Commentaire : Selon les chiffres du Ministère de l'Intérieur c'est en fait 10.000 disparitions chaque année.


Pour retrouver leur trace, une association, des avocats et des magistrats réclament un nouveau cadre législatif.

Le mercredi 18 septembre 2013 à 17h39, Hubert Boiron, un agriculteur retraité de 82 ans décrit comme « gentil, aimant, courageux », bon marcheur et vif d'esprit, laisse sur un écran de vidéosurveillance, rue Bonaparte, à Ajaccio, en Corse, l'ultime image qu'on ait de lui. Quelques instants plus tôt, vêtu d'un pull rouge et d'un pantalon gris, il marche tranquillement avec son épouse Arlette et un groupe de 46 autres touristes. Ils viennent d'achever un parcours de visites devant la maison natale de Napoléon et doivent rejoindre leur car garé sur le port pour regagner l'hôtel du Golfe, à moins de 500 m de là.

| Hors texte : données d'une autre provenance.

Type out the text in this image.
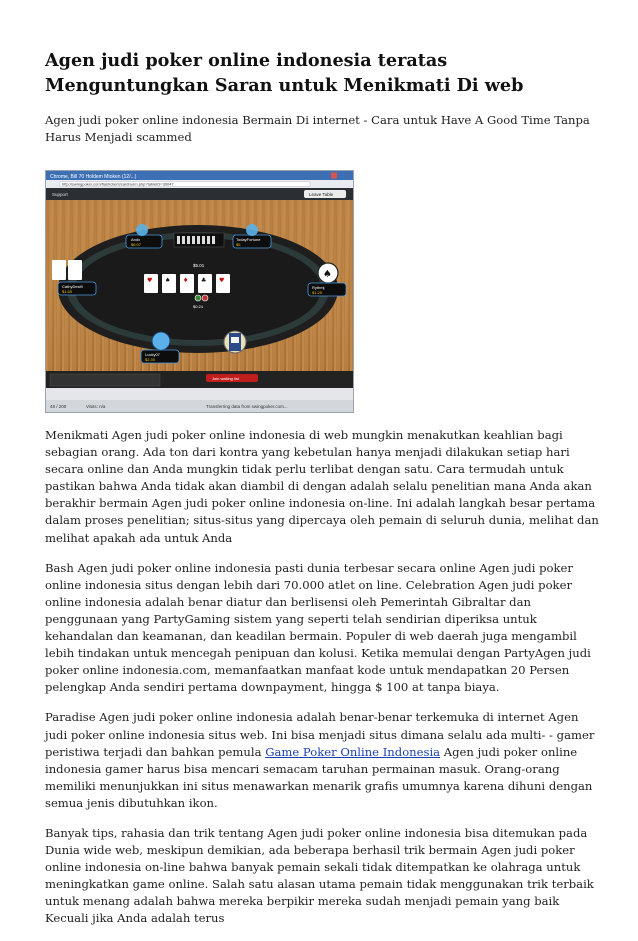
Agen judi poker online indonesia teratas Menguntungkan Saran untuk Menikmati Di web
Agen judi poker online indonesia Bermain Di internet - Cara untuk Have A Good Time Tanpa Harus Menjadi scammed
Chrome, Bill 70 Holdem Mtoken (12/...)
http://swingpoker.com/flashclient/cardroom.php?tableID=30047
Support	Leave Table
$5.01
♥ ♠ ♦ ♣ ♥
$0.24
Andx
$6.07
TodayFortune
$5
CathyDesi9
$1.65
♠
Rythmj
$1.25
Lucky07
$2.30
Join waiting list
48 / 200	Visits: n/a	Transferring data from swingpoker.com...

Menikmati Agen judi poker online indonesia di web mungkin menakutkan keahlian bagi sebagian orang. Ada ton dari kontra yang kebetulan hanya menjadi dilakukan setiap hari secara online dan Anda mungkin tidak perlu terlibat dengan satu. Cara termudah untuk pastikan bahwa Anda tidak akan diambil di dengan adalah selalu penelitian mana Anda akan berakhir bermain Agen judi poker online indonesia on-line. Ini adalah langkah besar pertama dalam proses penelitian; situs-situs yang dipercaya oleh pemain di seluruh dunia, melihat dan melihat apakah ada untuk Anda

Bash Agen judi poker online indonesia pasti dunia terbesar secara online Agen judi poker online indonesia situs dengan lebih dari 70.000 atlet on line. Celebration Agen judi poker online indonesia adalah benar diatur dan berlisensi oleh Pemerintah Gibraltar dan penggunaan yang PartyGaming sistem yang seperti telah sendirian diperiksa untuk kehandalan dan keamanan, dan keadilan bermain. Populer di web daerah juga mengambil lebih tindakan untuk mencegah penipuan dan kolusi. Ketika memulai dengan PartyAgen judi poker online indonesia.com, memanfaatkan manfaat kode untuk mendapatkan 20 Persen pelengkap Anda sendiri pertama downpayment, hingga $ 100 at tanpa biaya.

Paradise Agen judi poker online indonesia adalah benar-benar terkemuka di internet Agen judi poker online indonesia situs web. Ini bisa menjadi situs dimana selalu ada multi- - gamer peristiwa terjadi dan bahkan pemula Game Poker Online Indonesia Agen judi poker online indonesia gamer harus bisa mencari semacam taruhan permainan masuk. Orang-orang memiliki menunjukkan ini situs menawarkan menarik grafis umumnya karena dihuni dengan semua jenis dibutuhkan ikon.

Banyak tips, rahasia dan trik tentang Agen judi poker online indonesia bisa ditemukan pada Dunia wide web, meskipun demikian, ada beberapa berhasil trik bermain Agen judi poker online indonesia on-line bahwa banyak pemain sekali tidak ditempatkan ke olahraga untuk meningkatkan game online. Salah satu alasan utama pemain tidak menggunakan trik terbaik untuk menang adalah bahwa mereka berpikir mereka sudah menjadi pemain yang baik Kecuali jika Anda adalah terus
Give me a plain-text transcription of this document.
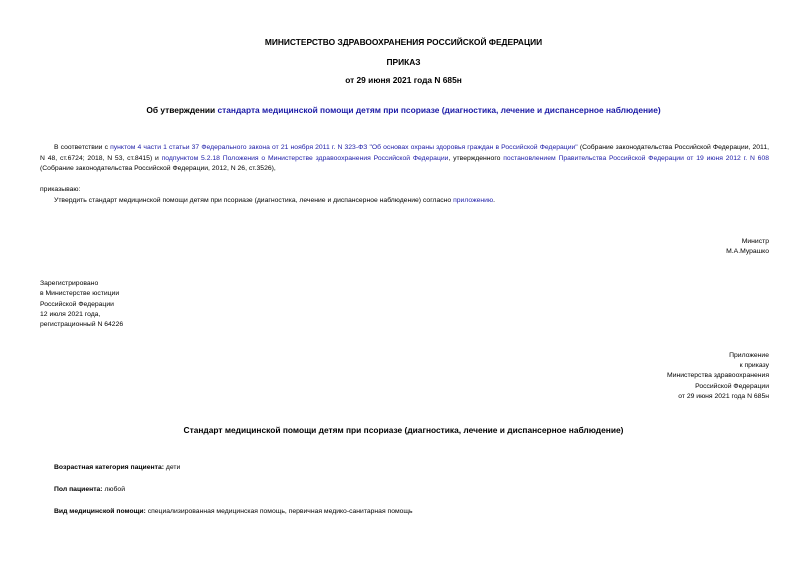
МИНИСТЕРСТВО ЗДРАВООХРАНЕНИЯ РОССИЙСКОЙ ФЕДЕРАЦИИ
ПРИКАЗ
от 29 июня 2021 года N 685н
Об утверждении стандарта медицинской помощи детям при псориазе (диагностика, лечение и диспансерное наблюдение)
В соответствии с пунктом 4 части 1 статьи 37 Федерального закона от 21 ноября 2011 г. N 323-ФЗ "Об основах охраны здоровья граждан в Российской Федерации" (Собрание законодательства Российской Федерации, 2011, N 48, ст.6724; 2018, N 53, ст.8415) и подпунктом 5.2.18 Положения о Министерстве здравоохранения Российской Федерации, утвержденного постановлением Правительства Российской Федерации от 19 июня 2012 г. N 608 (Собрание законодательства Российской Федерации, 2012, N 26, ст.3526),
приказываю:
Утвердить стандарт медицинской помощи детям при псориазе (диагностика, лечение и диспансерное наблюдение) согласно приложению.
Министр
М.А.Мурашко
Зарегистрировано
в Министерстве юстиции
Российской Федерации
12 июля 2021 года,
регистрационный N 64226
Приложение
к приказу
Министерства здравоохранения
Российской Федерации
от 29 июня 2021 года N 685н
Стандарт медицинской помощи детям при псориазе (диагностика, лечение и диспансерное наблюдение)
Возрастная категория пациента: дети
Пол пациента: любой
Вид медицинской помощи: специализированная медицинская помощь, первичная медико-санитарная помощь
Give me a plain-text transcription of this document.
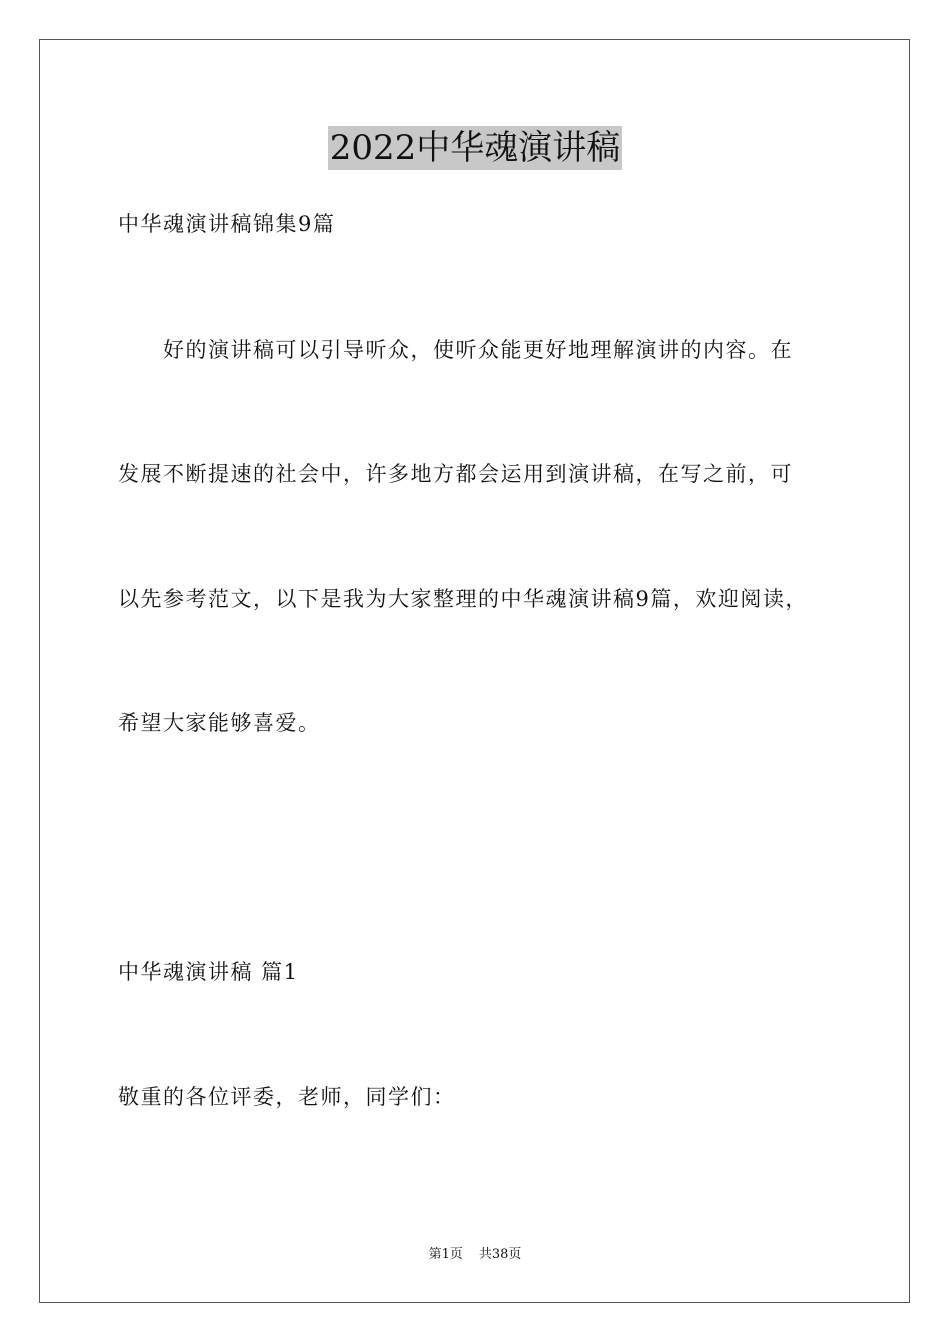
2022中华魂演讲稿
中华魂演讲稿锦集9篇
好的演讲稿可以引导听众，使听众能更好地理解演讲的内容。在
发展不断提速的社会中，许多地方都会运用到演讲稿，在写之前，可
以先参考范文，以下是我为大家整理的中华魂演讲稿9篇，欢迎阅读，
希望大家能够喜爱。
中华魂演讲稿 篇1
敬重的各位评委，老师，同学们：
第1页 共38页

Boulevard du Roi-Jérôme, la petite troupe se scinde en deux pour éviter un chantier. Arrivée devant le car, Arlette Boiron se retourne et ne voit plus son mari. Sur le coup, elle ne s'inquiète pas. « Il a dû décider de regagner l'hôtel à pied », se dit-elle. Elle ne le reverra plus jamais. Trois personnes travaillant dans la zone portuaire ont déclaré ensuite avoir parlé à un vieil homme ressemblant à Hubert, peu après 20 heures, et l'avoir orienté vers le centre-ville. « Il allait bien, ne semblait pas inquiet », a précisé un vigile.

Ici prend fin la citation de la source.